2048 : votre performance décide de tout
En 2048, le culte de la performance dicte chaque respiration, chaque mouvement de la société occidentale. Mais à quel prix cette ascension sociale, où même le repos est devenu un luxe interdit, menace-t-elle l’humanité ?
Nous plongeons dans une société où la hiérarchie n’est plus seulement professionnelle, mais se construit aussi à travers les exploits sportifs et écocitoyens. Les citoyens accumulent des points en participant à des marathons, des compétitions d’échecs ou des triathlons, alimentant un quotient qui définit leur place sociale. Dès lors, chaque seconde de l’existence doit être optimisée pour gravir les échelons ou, à tout le moins, préserver une position devenue fragile.
C’est ce monde glaçant que Dylan Heskin explore dans son premier roman de science-fiction, Performants. À travers ce récit visionnaire, l’auteur livre une critique acérée du « toujours plus loin, toujours plus fort » qui ronge nos sphères professionnelles et sportives. Il imagine un futur où l’amélioration physique est encouragée par la légalisation du dopage et le recours aux implants cognitifs ou aux exoprothèses.
L’ambition dévorante de Thomas Durand
Thomas Durand, jeune consultant arrogant et animé par une ambition sans limites, incarne pleinement cette idéologie capitaliste libérale. Il rêve d’intégrer le segment privilégié des « Performances » et enchaîne les marathons pour accumuler les points nécessaires. Mais son corps, sollicité au-delà du raisonnable, commence à lui envoyer des signaux d’alerte — des faiblesses qu’il choisit délibérément d’ignorer.
Parallèlement, le roman suit le parcours d’Helena Sacks, artiste montréalaise et ancienne enseignante de philosophie. Elle incarne une vision du monde opposée, celle d’un humanisme en voie de disparition. Confrontée aux traumatismes ravivés par le départ de son conjoint, elle prend douloureusement conscience de la perversion idéologique qui les entoure. Est-il encore possible de s’écouter lorsque la société impose une logique de guerre permanente ?
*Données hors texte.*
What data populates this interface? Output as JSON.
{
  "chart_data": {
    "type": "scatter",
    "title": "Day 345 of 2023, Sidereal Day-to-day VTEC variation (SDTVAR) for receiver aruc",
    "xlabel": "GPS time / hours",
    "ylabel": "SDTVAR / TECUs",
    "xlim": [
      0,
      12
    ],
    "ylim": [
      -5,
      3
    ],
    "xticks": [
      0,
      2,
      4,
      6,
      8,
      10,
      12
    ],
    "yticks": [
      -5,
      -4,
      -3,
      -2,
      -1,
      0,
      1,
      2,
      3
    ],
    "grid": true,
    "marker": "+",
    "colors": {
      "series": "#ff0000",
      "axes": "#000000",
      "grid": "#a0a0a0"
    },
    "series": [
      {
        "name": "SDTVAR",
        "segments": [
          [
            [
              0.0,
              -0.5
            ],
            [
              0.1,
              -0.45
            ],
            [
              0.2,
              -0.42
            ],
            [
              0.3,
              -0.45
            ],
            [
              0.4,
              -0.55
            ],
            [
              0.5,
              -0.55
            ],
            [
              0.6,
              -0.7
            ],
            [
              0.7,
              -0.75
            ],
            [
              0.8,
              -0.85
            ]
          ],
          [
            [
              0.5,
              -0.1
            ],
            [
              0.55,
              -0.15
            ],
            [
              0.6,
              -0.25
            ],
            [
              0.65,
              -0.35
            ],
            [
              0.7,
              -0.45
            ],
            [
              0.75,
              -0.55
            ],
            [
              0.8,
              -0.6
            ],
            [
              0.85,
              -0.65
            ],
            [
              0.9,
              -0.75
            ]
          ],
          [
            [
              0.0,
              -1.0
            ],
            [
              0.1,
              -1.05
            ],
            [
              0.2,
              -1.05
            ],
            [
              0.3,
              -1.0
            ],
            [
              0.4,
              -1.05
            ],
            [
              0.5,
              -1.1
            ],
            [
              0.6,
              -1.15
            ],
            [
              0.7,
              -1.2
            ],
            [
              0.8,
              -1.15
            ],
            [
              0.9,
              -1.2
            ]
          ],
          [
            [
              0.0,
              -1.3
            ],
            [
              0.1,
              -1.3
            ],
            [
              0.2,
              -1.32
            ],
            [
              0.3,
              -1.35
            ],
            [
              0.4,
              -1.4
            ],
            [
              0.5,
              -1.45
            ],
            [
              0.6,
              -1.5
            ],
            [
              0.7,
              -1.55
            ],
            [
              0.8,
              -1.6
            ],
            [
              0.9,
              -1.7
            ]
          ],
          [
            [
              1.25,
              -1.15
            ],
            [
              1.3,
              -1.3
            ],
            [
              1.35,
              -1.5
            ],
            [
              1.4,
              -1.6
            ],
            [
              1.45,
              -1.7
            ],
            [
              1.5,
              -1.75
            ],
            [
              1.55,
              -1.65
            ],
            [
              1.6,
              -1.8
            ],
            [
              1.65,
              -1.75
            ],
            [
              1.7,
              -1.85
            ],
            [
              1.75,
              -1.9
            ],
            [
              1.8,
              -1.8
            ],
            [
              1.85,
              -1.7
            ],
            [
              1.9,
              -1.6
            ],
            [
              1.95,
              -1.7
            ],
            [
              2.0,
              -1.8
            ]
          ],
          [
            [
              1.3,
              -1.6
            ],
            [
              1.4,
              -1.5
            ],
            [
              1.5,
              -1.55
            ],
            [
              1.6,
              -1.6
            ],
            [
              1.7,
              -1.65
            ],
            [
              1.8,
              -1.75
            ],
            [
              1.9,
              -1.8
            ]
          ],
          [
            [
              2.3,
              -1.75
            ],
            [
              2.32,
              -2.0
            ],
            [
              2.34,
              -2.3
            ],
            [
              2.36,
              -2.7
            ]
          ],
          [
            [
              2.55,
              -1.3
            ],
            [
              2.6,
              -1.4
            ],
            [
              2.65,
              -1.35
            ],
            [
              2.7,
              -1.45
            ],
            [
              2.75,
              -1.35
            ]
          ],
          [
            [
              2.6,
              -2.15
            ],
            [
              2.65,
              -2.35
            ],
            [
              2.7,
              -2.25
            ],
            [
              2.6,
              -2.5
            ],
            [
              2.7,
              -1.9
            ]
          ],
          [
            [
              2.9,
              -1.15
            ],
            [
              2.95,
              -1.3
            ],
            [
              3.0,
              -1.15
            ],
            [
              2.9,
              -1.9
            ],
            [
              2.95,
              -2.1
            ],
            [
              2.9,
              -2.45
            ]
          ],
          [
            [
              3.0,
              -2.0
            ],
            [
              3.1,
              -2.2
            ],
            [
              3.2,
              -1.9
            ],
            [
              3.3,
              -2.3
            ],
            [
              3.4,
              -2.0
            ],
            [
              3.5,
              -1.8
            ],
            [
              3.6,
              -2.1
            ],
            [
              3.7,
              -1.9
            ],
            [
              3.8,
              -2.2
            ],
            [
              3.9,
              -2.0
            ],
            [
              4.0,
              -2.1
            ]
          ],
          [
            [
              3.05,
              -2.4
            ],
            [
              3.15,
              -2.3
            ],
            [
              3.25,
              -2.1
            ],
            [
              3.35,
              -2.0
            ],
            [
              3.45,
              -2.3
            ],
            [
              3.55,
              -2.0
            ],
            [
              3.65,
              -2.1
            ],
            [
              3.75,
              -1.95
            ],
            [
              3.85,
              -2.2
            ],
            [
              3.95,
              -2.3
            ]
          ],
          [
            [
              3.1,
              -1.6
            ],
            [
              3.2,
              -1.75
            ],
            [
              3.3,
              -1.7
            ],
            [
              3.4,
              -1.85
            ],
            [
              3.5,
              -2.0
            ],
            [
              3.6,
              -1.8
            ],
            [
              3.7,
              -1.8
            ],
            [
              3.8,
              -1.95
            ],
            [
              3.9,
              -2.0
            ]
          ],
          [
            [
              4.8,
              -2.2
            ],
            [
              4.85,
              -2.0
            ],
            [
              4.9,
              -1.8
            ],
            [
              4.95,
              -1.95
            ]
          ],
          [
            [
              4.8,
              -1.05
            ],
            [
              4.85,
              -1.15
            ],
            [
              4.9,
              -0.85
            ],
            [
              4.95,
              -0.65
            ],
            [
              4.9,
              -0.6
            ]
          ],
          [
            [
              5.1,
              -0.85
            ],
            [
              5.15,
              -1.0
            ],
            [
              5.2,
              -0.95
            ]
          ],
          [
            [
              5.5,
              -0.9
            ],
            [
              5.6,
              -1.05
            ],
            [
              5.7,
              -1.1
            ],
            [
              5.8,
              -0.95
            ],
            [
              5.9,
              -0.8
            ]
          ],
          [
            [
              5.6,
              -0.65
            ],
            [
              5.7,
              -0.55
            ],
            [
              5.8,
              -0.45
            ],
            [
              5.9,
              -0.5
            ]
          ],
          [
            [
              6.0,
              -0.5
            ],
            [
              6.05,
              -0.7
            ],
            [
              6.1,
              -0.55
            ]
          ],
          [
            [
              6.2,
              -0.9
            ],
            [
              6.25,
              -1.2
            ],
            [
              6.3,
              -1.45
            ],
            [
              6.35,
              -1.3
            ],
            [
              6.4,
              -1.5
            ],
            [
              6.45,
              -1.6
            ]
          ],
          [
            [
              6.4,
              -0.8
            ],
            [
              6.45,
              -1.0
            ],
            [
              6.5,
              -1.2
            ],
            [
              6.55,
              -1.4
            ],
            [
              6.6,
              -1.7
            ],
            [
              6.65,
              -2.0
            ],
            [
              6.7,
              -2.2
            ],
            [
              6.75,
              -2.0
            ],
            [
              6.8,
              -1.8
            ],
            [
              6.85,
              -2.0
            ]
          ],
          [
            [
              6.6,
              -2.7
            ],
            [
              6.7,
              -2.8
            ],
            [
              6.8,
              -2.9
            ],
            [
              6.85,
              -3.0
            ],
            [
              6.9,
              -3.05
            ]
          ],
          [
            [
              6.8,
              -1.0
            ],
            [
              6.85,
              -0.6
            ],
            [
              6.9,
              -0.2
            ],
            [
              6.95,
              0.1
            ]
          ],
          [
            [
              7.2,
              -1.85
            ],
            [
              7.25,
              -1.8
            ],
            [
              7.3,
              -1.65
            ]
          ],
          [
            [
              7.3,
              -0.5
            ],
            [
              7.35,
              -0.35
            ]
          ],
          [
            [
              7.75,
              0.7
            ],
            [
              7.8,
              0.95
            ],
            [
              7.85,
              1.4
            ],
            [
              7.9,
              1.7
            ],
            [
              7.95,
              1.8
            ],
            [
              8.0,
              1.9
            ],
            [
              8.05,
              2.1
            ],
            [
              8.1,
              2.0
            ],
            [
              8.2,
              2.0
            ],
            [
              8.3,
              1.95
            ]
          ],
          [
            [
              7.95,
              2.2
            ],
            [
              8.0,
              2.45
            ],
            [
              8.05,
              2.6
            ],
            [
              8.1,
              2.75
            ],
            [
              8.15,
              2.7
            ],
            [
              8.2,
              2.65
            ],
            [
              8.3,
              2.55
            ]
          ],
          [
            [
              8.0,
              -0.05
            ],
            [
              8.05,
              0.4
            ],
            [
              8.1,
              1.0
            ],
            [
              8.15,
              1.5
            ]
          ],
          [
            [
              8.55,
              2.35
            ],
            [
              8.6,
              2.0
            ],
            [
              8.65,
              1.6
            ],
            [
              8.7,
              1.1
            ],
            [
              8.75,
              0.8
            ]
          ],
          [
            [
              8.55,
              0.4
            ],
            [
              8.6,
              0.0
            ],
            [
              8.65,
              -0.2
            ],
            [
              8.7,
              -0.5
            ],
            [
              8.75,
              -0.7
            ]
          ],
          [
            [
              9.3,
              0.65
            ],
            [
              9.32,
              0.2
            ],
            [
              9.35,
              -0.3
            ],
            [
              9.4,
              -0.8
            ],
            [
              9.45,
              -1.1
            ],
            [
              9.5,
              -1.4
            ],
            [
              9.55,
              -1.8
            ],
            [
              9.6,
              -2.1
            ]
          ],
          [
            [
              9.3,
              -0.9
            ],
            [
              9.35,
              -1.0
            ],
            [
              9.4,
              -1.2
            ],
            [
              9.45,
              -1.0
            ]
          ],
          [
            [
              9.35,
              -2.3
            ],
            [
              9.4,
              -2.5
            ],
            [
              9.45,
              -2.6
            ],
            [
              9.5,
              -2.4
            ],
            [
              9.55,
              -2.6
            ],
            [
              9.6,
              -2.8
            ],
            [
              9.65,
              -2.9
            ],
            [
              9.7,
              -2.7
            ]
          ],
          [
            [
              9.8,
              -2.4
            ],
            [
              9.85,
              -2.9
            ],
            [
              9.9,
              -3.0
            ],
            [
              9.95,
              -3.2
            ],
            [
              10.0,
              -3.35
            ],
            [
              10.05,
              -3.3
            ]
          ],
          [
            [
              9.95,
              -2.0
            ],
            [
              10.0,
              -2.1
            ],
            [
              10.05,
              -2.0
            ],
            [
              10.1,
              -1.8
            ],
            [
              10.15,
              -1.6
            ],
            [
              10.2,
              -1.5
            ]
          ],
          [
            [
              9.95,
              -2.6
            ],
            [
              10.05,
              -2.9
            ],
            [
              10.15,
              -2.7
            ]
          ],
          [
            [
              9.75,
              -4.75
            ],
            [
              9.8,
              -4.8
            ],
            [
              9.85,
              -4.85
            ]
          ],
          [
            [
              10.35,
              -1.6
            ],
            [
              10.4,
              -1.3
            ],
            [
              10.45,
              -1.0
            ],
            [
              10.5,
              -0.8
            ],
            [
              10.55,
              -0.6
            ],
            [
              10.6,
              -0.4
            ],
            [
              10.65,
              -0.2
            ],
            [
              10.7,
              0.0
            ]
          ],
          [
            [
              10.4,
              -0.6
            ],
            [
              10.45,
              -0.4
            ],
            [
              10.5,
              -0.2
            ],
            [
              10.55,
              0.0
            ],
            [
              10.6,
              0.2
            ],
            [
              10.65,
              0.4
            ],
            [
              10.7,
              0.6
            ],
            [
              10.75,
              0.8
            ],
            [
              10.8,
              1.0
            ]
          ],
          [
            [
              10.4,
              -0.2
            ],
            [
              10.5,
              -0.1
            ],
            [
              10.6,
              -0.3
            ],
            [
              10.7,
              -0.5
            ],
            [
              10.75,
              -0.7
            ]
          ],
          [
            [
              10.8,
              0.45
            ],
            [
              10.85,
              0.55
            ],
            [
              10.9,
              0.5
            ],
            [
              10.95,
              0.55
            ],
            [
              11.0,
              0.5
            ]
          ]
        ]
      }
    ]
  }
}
Quand la technologie efface l’humain
Le roman pousse encore plus loin la réflexion en imaginant un techno-féminisme de quatrième vague. Grâce aux utérus artificiels et à la parthénogenèse, les femmes peuvent désormais se passer totalement des hommes dans le processus reproductif. Cette évolution technologique, issue d’un anti-humanisme assumé, rend la vie commune impossible et accentue la séparation entre les individus. La performance n’est-elle pas, finalement, le symptôme d’une dissolution du lien social ?
Dans cet avenir, les conséquences de la non-performance sont immédiates et brutales. Ceux qui ne parviennent plus à répondre aux exigences voient leur quotient social s’effondrer, entraînant un déclassement progressif. Ils perdent alors l’accès à des droits fondamentaux : soins médicaux, prêts bancaires, voire logement.
Le cri d’alarme du corps ignoré
Dylan Heskin révèle que ce récit trouve sa source dans sa propre expérience d’effondrement physique et psychique. Ancien adepte de musculation et de course à pied intensive, il a ignoré les signaux d’épuisement jusqu’au malaise, puis au burnout. En poursuivant l’idéal du corps sec et performant, il s’est heurté à un rappel brutal de ses limites biologiques.
Pour autant, la performance n’est pas condamnée en bloc. Lorsqu’elle s’inscrit dans le respect de soi et des autres, elle peut devenir vertueuse. L’auteur s’inspire notamment des travaux d’Olivier Lafay, philosophe qui rejette la logique du « no pain no gain ». Ainsi, Performants ne prône pas un développement personnel à l’américaine, mais esquisse les contours d’un véritable développement humain.
Se retrouver à l’écoute de soi
Le roman rappelle que, dès l’enfance, notre boussole interne est souvent déréglée, nous rendant incapables d’accueillir les signaux de fatigue. Plutôt que de chercher à être le meilleur — au risque d’écraser les autres —, il serait plus juste de viser la satisfaction et l’équilibre dans le travail accompli. Performants agit alors comme une effraction du réel, nous contraignant à réentendre les lois biologiques que nous avons trop longtemps ignorées.
Si l’effondrement peut devenir l’acte fondateur d’une œuvre, ne devrions-nous pas, avant qu’il ne soit trop tard, reconsidérer les limites de notre soif insatiable de performance ?
3 raisons (parmi d’autres) de lire Performants
- Burn-out – Accumulez des points sportifs ou perdez votre droit de vivre.
- Dopage légal – Implants et exoprothèses boostent vos performances physiques et cognitives.
- Séparation radicale – Utérus artificiels et clonage éloignent hommes et femmes.